Three aUSD cohorts were enrolled: traumatic (n = 33), idiopathic (n = 78), and lichen sclerosus (LS; n = 27). Deep phenotyping included patient-reported outcome measures, serum inflammatory/fibrosis markers, and histopathology. Our general hypothesis was that idiopathic and traumatic phenotypes would resemble each other given conventional wisdom that assumes idiopathic strictures are of subacute and/or forgotten urethral traumas. Instead, we found idiopathic strictures to more closely resemble LS strictures, with both having significantly higher rates of chronic inflammation in both the stricture (54% and 48% vs 27%) and in nonstrictured urethral tissue, vs traumatic strictures (Figure). All cohorts, regardless of etiology, had higher levels of circulating cytokines associated with inflammation (interleukin-9) and fibrosis (platelet-derived growth factor-BB and CCL5) vs controls, suggesting a possible shared aUSD predisposition.

image

Figure. A, Retrograde urethrogram and histopathologic specimen in a nonstrictured (proximal) urethra segment in a study participant with idiopathic urethral stricture etiology. B, Lymphocytic subepithelial infiltration. C, Normal urethral epithelium. D, Urethral squamous metaplasia.

Limitations

The antigen and/or organism responsible for the inflammation in idiopathic and LS strictures remains elusive, limiting our current ability to use histopathology to direct treatments.
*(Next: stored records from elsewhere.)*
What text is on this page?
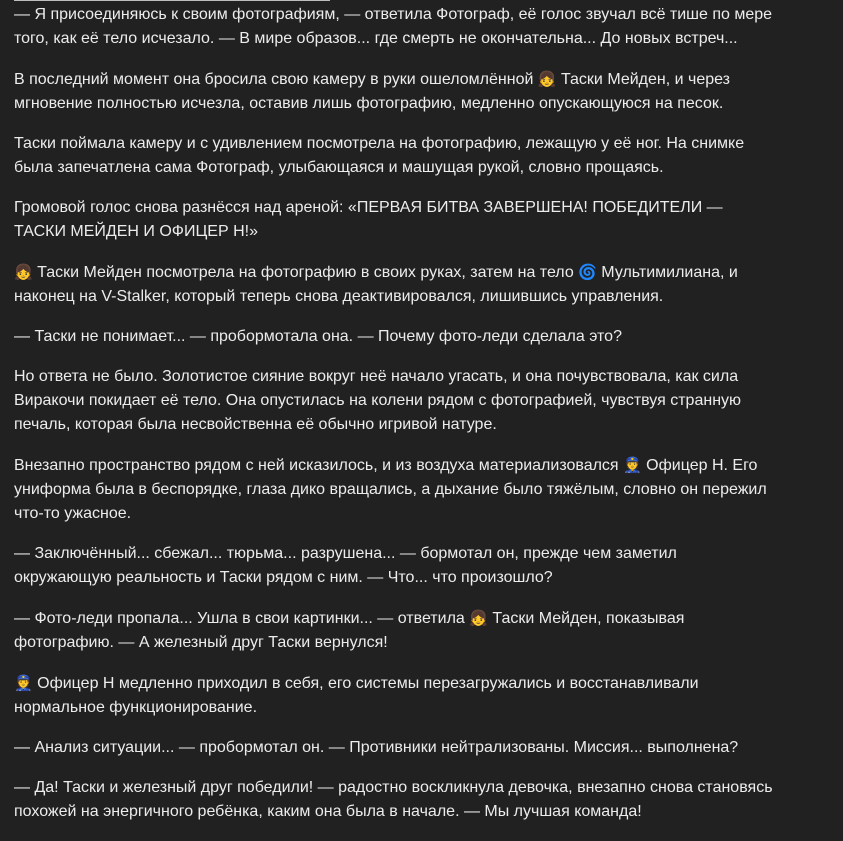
— Я присоединяюсь к своим фотографиям, — ответила Фотограф, её голос звучал всё тише по мере того, как её тело исчезало. — В мире образов... где смерть не окончательна... До новых встреч...

В последний момент она бросила свою камеру в руки ошеломлённой 👧 Таски Мейден, и через мгновение полностью исчезла, оставив лишь фотографию, медленно опускающуюся на песок.

Таски поймала камеру и с удивлением посмотрела на фотографию, лежащую у её ног. На снимке была запечатлена сама Фотограф, улыбающаяся и машущая рукой, словно прощаясь.

Громовой голос снова разнёсся над ареной: «ПЕРВАЯ БИТВА ЗАВЕРШЕНА! ПОБЕДИТЕЛИ — ТАСКИ МЕЙДЕН И ОФИЦЕР Н!»

👧 Таски Мейден посмотрела на фотографию в своих руках, затем на тело 🌀 Мультимилиана, и наконец на V-Stalker, который теперь снова деактивировался, лишившись управления.

— Таски не понимает... — пробормотала она. — Почему фото-леди сделала это?

Но ответа не было. Золотистое сияние вокруг неё начало угасать, и она почувствовала, как сила Виракочи покидает её тело. Она опустилась на колени рядом с фотографией, чувствуя странную печаль, которая была несвойственна её обычно игривой натуре.

Внезапно пространство рядом с ней исказилось, и из воздуха материализовался 👮 Офицер Н. Его униформа была в беспорядке, глаза дико вращались, а дыхание было тяжёлым, словно он пережил что-то ужасное.

— Заключённый... сбежал... тюрьма... разрушена... — бормотал он, прежде чем заметил окружающую реальность и Таски рядом с ним. — Что... что произошло?

— Фото-леди пропала... Ушла в свои картинки... — ответила 👧 Таски Мейден, показывая фотографию. — А железный друг Таски вернулся!

👮 Офицер Н медленно приходил в себя, его системы перезагружались и восстанавливали нормальное функционирование.

— Анализ ситуации... — пробормотал он. — Противники нейтрализованы. Миссия... выполнена?

— Да! Таски и железный друг победили! — радостно воскликнула девочка, внезапно снова становясь похожей на энергичного ребёнка, каким она была в начале. — Мы лучшая команда!
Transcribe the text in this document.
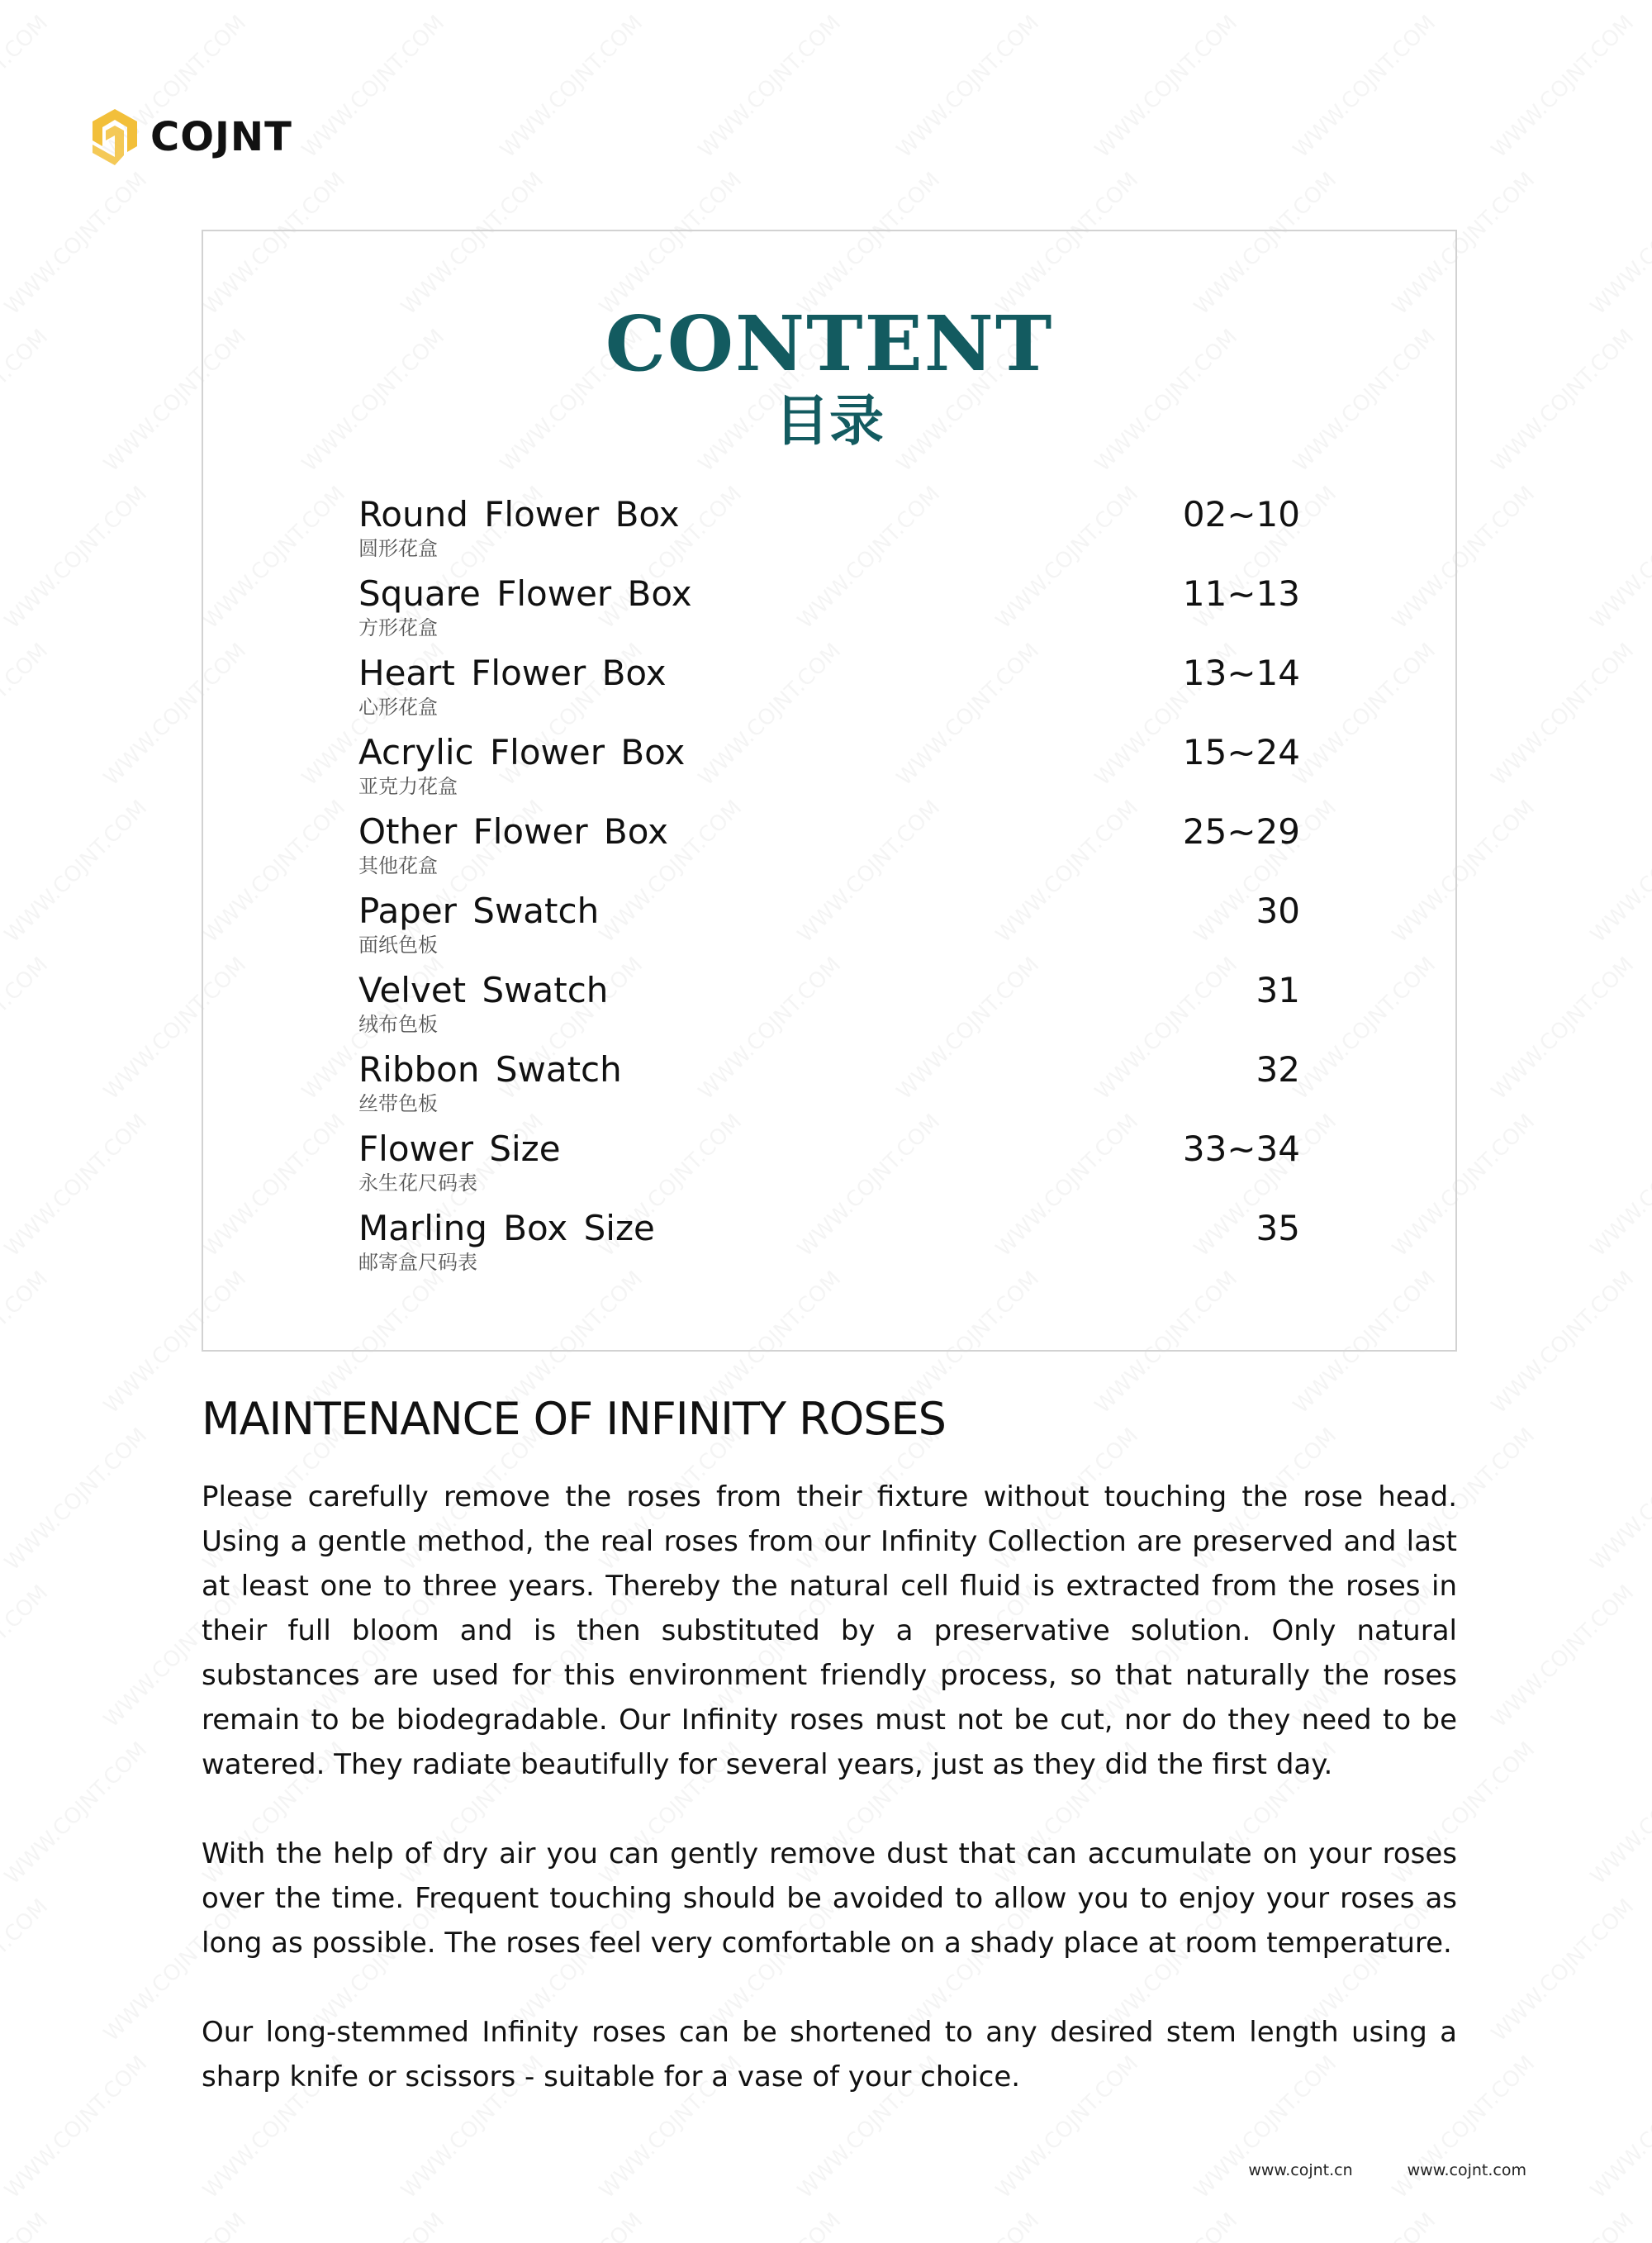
COJNT
CONTENT
目录
Round Flower Box
圆形花盒
02~10
Square Flower Box
方形花盒
11~13
Heart Flower Box
心形花盒
13~14
Acrylic Flower Box
亚克力花盒
15~24
Other Flower Box
其他花盒
25~29
Paper Swatch
面纸色板
30
Velvet Swatch
绒布色板
31
Ribbon Swatch
丝带色板
32
Flower Size
永生花尺码表
33~34
Marling Box Size
邮寄盒尺码表
35
MAINTENANCE OF INFINITY ROSES

Please carefully remove the roses from their fixture without touching the rose head. Using a gentle method, the real roses from our Infinity Collection are preserved and last at least one to three years. Thereby the natural cell fluid is extracted from the roses in their full bloom and is then substituted by a preservative solution. Only natural substances are used for this environment friendly process, so that naturally the roses remain to be biodegradable. Our Infinity roses must not be cut, nor do they need to be watered. They radiate beautifully for several years, just as they did the first day.

With the help of dry air you can gently remove dust that can accumulate on your roses over the time. Frequent touching should be avoided to allow you to enjoy your roses as long as possible. The roses feel very comfortable on a shady place at room temperature.

Our long-stemmed Infinity roses can be shortened to any desired stem length using a sharp knife or scissors - suitable for a vase of your choice.

www.cojnt.cn	www.cojnt.com
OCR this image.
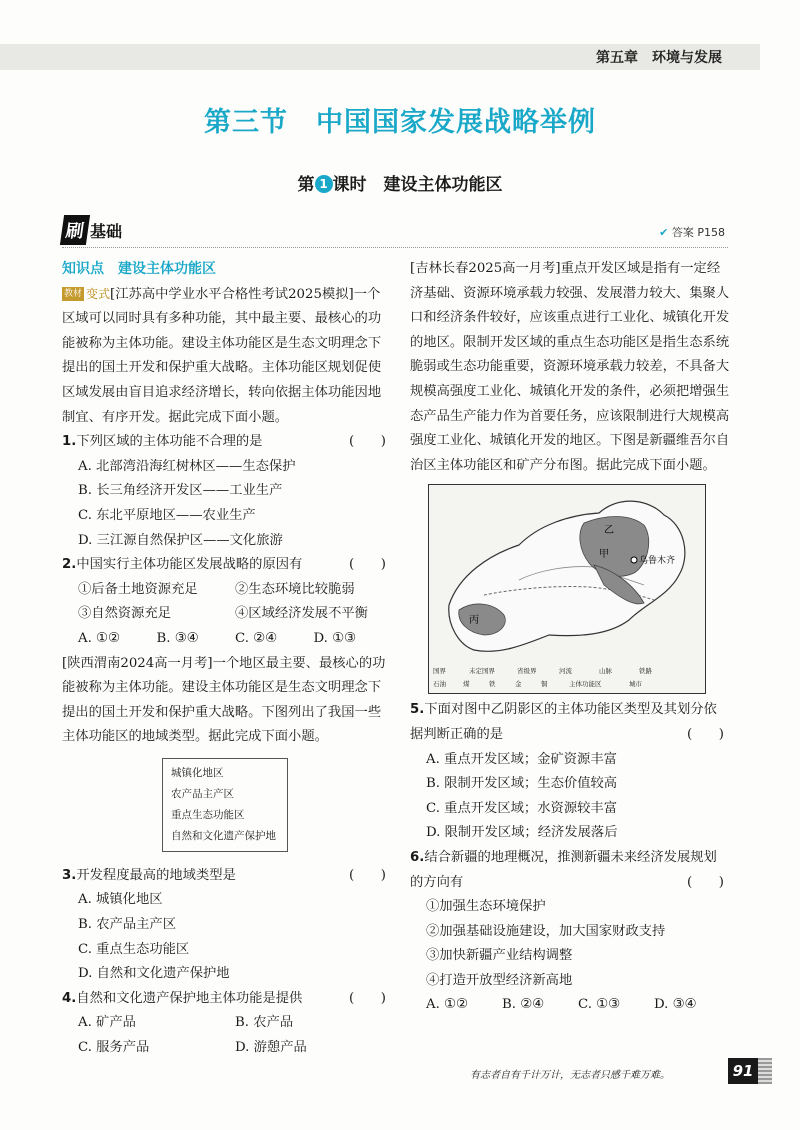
第五章　环境与发展
第三节　中国国家发展战略举例
第 1 课时　建设主体功能区
刷 基础	✔ 答案 P158
知识点　建设主体功能区
教材 变式[江苏高中学业水平合格性考试2025模拟]一个区域可以同时具有多种功能，其中最主要、最核心的功能被称为主体功能。建设主体功能区是生态文明理念下提出的国土开发和保护重大战略。主体功能区规划促使区域发展由盲目追求经济增长，转向依据主体功能因地制宜、有序开发。据此完成下面小题。
1.下列区域的主体功能不合理的是	(　　)
A. 北部湾沿海红树林区——生态保护
B. 长三角经济开发区——工业生产
C. 东北平原地区——农业生产
D. 三江源自然保护区——文化旅游
2.中国实行主体功能区发展战略的原因有	(　　)
①后备土地资源充足	②生态环境比较脆弱
③自然资源充足	④区域经济发展不平衡
A. ①②	B. ③④	C. ②④	D. ①③
[陕西渭南2024高一月考]一个地区最主要、最核心的功能被称为主体功能。建设主体功能区是生态文明理念下提出的国土开发和保护重大战略。下图列出了我国一些主体功能区的地域类型。据此完成下面小题。
城镇化地区
农产品主产区
重点生态功能区
自然和文化遗产保护地
3.开发程度最高的地域类型是	(　　)
A. 城镇化地区
B. 农产品主产区
C. 重点生态功能区
D. 自然和文化遗产保护地
4.自然和文化遗产保护地主体功能是提供	(　　)
A. 矿产品	B. 农产品
C. 服务产品	D. 游憩产品
[吉林长春2025高一月考]重点开发区域是指有一定经济基础、资源环境承载力较强、发展潜力较大、集聚人口和经济条件较好，应该重点进行工业化、城镇化开发的地区。限制开发区域的重点生态功能区是指生态系统脆弱或生态功能重要，资源环境承载力较差，不具备大规模高强度工业化、城镇化开发的条件，必须把增强生态产品生产能力作为首要任务，应该限制进行大规模高强度工业化、城镇化开发的地区。下图是新疆维吾尔自治区主体功能区和矿产分布图。据此完成下面小题。
乙
甲
丙
乌鲁木齐
国界	未定国界	省级界	河流	山脉	铁路
石油	煤	铁	金	铜	主体功能区	城市
5.下面对图中乙阴影区的主体功能区类型及其划分依据判断正确的是	(　　)
A. 重点开发区域；金矿资源丰富
B. 限制开发区域；生态价值较高
C. 重点开发区域；水资源较丰富
D. 限制开发区域；经济发展落后
6.结合新疆的地理概况，推测新疆未来经济发展规划的方向有	(　　)
①加强生态环境保护
②加强基础设施建设，加大国家财政支持
③加快新疆产业结构调整
④打造开放型经济新高地
A. ①②	B. ②④	C. ①③	D. ③④
有志者自有千计万计，无志者只感千难万难。	91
Interpretation for Patient Care

Idiopathic strictures appear to be a unique subset of strictures with high rates of inflammation that extends beyond the visible stricture that is of unknown clinical significance. However, one might consider treating idiopathic strictures surgically and/or endoscopically beyond the visible stenosis if the entire field of pathology is to be managed. Urethral biopsy may eventually show pretreatment clinical utility.